James Shea is the author of Star in the Eye. His second collection, The Lost Novel, is forthcoming from Fence Books next year.


Josie Sigler was born Downriver Detroit and grew up in the Midwest. Her chapbook, Calamity, was published by Proem Press in 2009. Her first full-length book of poems, living must bury, winner of the 2010 Motherwell Prize, was published by Fence Books in 2010. Her first collection of short stories, The Galaxie and Other Rides was selected for the Ruby Pickens Tartt First Fiction Award and published by Livingston Press in 2012. She was the recipient of a PEN Northwest Margery Davis Boyden Wilderness Residency, which affords a writer the opportunity to work on a remote homestead near the Rogue River in southern Oregon’s Klamath Mountains. While so ensconced, she spent a good deal of time with a cougar who shared the same territory. Having survived that rare and spine-tingling friendship, she is currently in residence at the Sitka Center for Art and Ecology, where she is working on a novel. She recently accepted a job teaching creative writing at University of Rhode Island in Kingston beginning next fall.

Two short prose-poems, "The Warnings" and "The Pamphlet," from a manuscript-in-progress tentatively titled disambiguations.


Laura Sims is the author of three Fence books of poems: My god is this a man (Spring 2014), Stranger, and Practice, Restraint. Her most recent chapbook is POST-, published by Goodmorning Menagerie in 2012, and new poems will soon appear in Black Clock and Denver Quarterly.

"Murder Son(g)" was not written in response to any particular American shooting.

"My god is this a man" draws from the crimes attributed to Albert DeSalvo, a.k.a. the Boston Strangler.

The first lines of "In a field" came to me during an acupuncture session.


Sasha Steensen is the author of A Magic Book, The Method, A History of the Human Family, and The Future of an Illusion. Her most recent book, House of Deer, will be published by Fence Books in 2014. Essays and poems have appeared in Black Warrior Review, Boston Review, Denver Quarterly, Free Verse, and Bombay Gin. She teaches Creative Writing at Colorado State University, where she also edits Bonfire Press. She serves as a poetry editor for Colorado Review.


Two Boobies and a Vagina consists of Brad Bush, Geraldine Kim, and Jason P.

Brad Bush was born in 1981 and grew into a large grizzly bear. He does not remember his days as a cub, as he recently awakened from hibernation. He roams the land, in search of salmon, berries, and festering carcasses.

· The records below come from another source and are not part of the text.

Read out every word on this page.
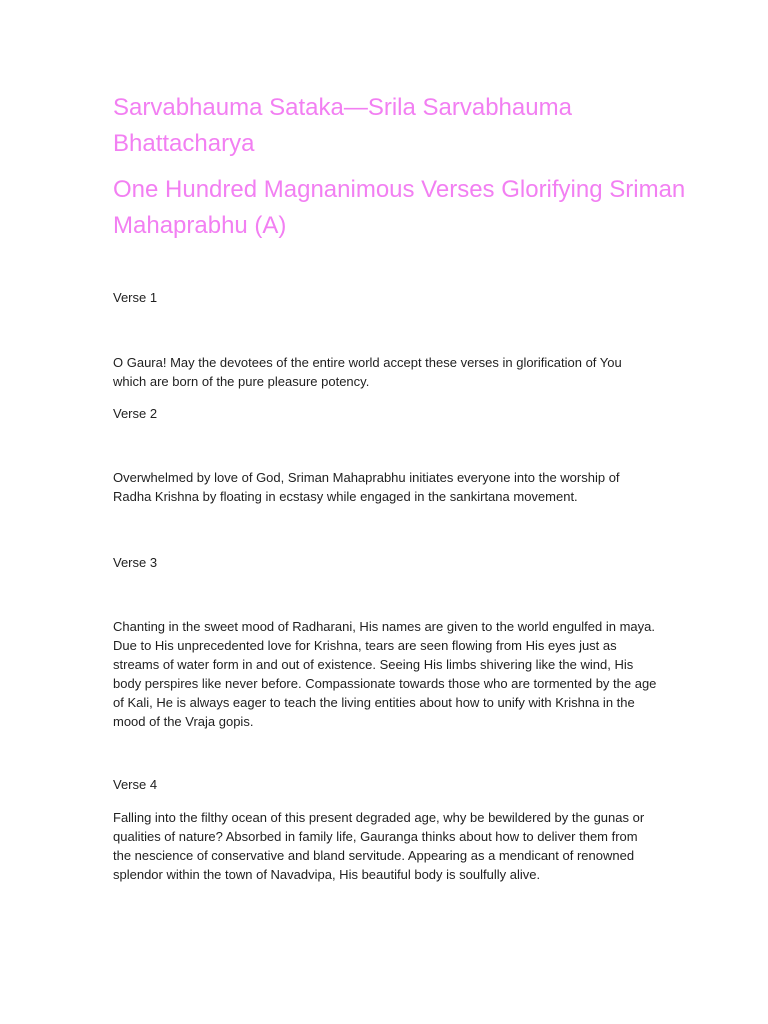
Sarvabhauma Sataka—Srila Sarvabhauma Bhattacharya
One Hundred Magnanimous Verses Glorifying Sriman Mahaprabhu (A)

Verse 1

O Gaura! May the devotees of the entire world accept these verses in glorification of You which are born of the pure pleasure potency.

Verse 2

Overwhelmed by love of God, Sriman Mahaprabhu initiates everyone into the worship of Radha Krishna by floating in ecstasy while engaged in the sankirtana movement.

Verse 3

Chanting in the sweet mood of Radharani, His names are given to the world engulfed in maya. Due to His unprecedented love for Krishna, tears are seen flowing from His eyes just as streams of water form in and out of existence. Seeing His limbs shivering like the wind, His body perspires like never before. Compassionate towards those who are tormented by the age of Kali, He is always eager to teach the living entities about how to unify with Krishna in the mood of the Vraja gopis.

Verse 4

Falling into the filthy ocean of this present degraded age, why be bewildered by the gunas or qualities of nature? Absorbed in family life, Gauranga thinks about how to deliver them from the nescience of conservative and bland servitude. Appearing as a mendicant of renowned splendor within the town of Navadvipa, His beautiful body is soulfully alive.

Geraldine Kim was born in 1983 with six nipples: two primary nipples, two sub nipples above the primary nipples, and two nipples close to her armpits. They each have an eerie symmetry with the other breast which further creeps out gynecologists, women in the locker room, and people she has slept with. She has only slept with four people in her entire life so she isn’t a whore and even if she was why is having sex with a lot of people a bad thing? Anyway, she’s really insecure about her nipples so don’t ask her about it (them?).

Jason P. is a shadowy figure lurking about the margins of the 2 Boobies and a Vagina story. It's challenging to dig up the dirt on this guy, but it is a firmly established fact that he has a mere two nipples. Or IS IT?

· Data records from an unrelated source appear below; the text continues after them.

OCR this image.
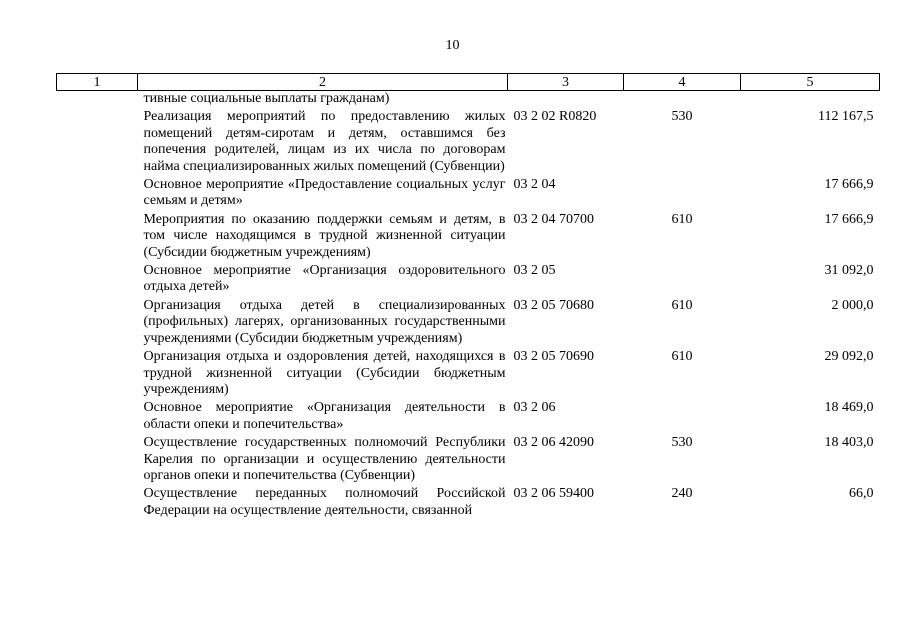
10
1	2	3	4	5
	тивные социальные выплаты гражданам)			
	Реализация мероприятий по предоставлению жилых помещений детям-сиротам и детям, оставшимся без попечения родителей, лицам из их числа по договорам найма специализированных жилых помещений (Субвенции)	03 2 02 R0820	530	112 167,5
	Основное мероприятие «Предоставление социальных услуг семьям и детям»	03 2 04		17 666,9
	Мероприятия по оказанию поддержки семьям и детям, в том числе находящимся в трудной жизненной ситуации (Субсидии бюджетным учреждениям)	03 2 04 70700	610	17 666,9
	Основное мероприятие «Организация оздоровительного отдыха детей»	03 2 05		31 092,0
	Организация отдыха детей в специализированных (профильных) лагерях, организованных государственными учреждениями (Субсидии бюджетным учреждениям)	03 2 05 70680	610	2 000,0
	Организация отдыха и оздоровления детей, находящихся в трудной жизненной ситуации (Субсидии бюджетным учреждениям)	03 2 05 70690	610	29 092,0
	Основное мероприятие «Организация деятельности в области опеки и попечительства»	03 2 06		18 469,0
	Осуществление государственных полномочий Республики Карелия по организации и осуществлению деятельности органов опеки и попечительства (Субвенции)	03 2 06 42090	530	18 403,0
	Осуществление переданных полномочий Российской Федерации на осуществление деятельности, связанной	03 2 06 59400	240	66,0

Rodrigo Toscano’s newest book is Deck of Deeds (Counterpath Press 2012). His previous book, Collapsible Poetics Theater, was a 2007 National Poetry Series Selection. His writing has appeared in the anthologies, Against Expression, Diasporic Avant Gardes, and Best American Poetry. Toscano works for the Labor Institute / United Steelworkers out of a laptop, tethered to a Droid, residing in airports, occupying poetics in midflight. He is based is in the Greenpoint township of Brooklyn.

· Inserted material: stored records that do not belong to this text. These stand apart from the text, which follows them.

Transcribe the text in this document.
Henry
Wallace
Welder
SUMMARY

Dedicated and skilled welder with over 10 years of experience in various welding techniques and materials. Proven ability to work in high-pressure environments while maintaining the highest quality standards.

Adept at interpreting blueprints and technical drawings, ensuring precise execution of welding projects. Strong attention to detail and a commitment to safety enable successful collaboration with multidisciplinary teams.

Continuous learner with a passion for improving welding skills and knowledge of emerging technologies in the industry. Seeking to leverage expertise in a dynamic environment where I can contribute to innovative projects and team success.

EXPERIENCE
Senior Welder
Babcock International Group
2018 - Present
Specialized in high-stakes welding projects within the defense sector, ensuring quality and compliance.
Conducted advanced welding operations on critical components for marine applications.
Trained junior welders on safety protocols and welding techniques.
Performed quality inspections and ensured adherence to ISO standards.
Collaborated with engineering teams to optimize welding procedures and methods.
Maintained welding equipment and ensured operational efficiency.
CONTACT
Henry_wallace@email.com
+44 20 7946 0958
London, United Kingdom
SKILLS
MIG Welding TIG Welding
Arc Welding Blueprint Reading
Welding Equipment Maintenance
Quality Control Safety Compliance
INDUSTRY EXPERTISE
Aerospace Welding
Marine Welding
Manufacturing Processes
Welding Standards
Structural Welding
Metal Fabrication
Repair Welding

"SPINE" is arguably the signature piece of the Collapsible Poetics Theater (CPT). I wrote it in 2006. It is a “body movement poem (for three players).” The proportion of body actions to text is approximately 9/1. The piece was designed for maximum portability. Voluntary players would each have to memorize a maximum three or four lines and be able learn the piece with one “move through.” SPINE has been performed some 30 times over the last 6 years. For this version, I teamed up with soundscape artist, Joshua Liebowitz. Josh would compose a dynamic sound environment that would not only stand as a sonic poetic piece in its own right, but one that the performers would have to engage with a newly invigorated sense of the original body movement parameters.


Catherine Wagner’s collections of poems include Nervous Device (City Lights, 2012) and three previous books from Fence. She teaches in the MA program in creative writing at Miami University and lives in Oxford, Ohio with her son.

"Fowls in the Frith" About a year ago I started writing tunes for some of my favorite medieval English lyrics. This one is famously readable as either secular (a poem of existential or romantic angst) or religious.

Fowles in the frith,
The fisshes in the flood,
And I mon waxe wood
Much sorwe I walke with
For beste of boon and blood.

All depends on how you read “beste” (a word which meant either “best” and “beast”): as a lover, as Christ? The poem translates to something like: Birds in the forest/Fish in the water (“flood”)/And I must go mad/Much sorrow I walk with/For best (beast) of bone and blood. My musician friend Laurie Traveline Neyer recorded me singing this song and layered all the takes together.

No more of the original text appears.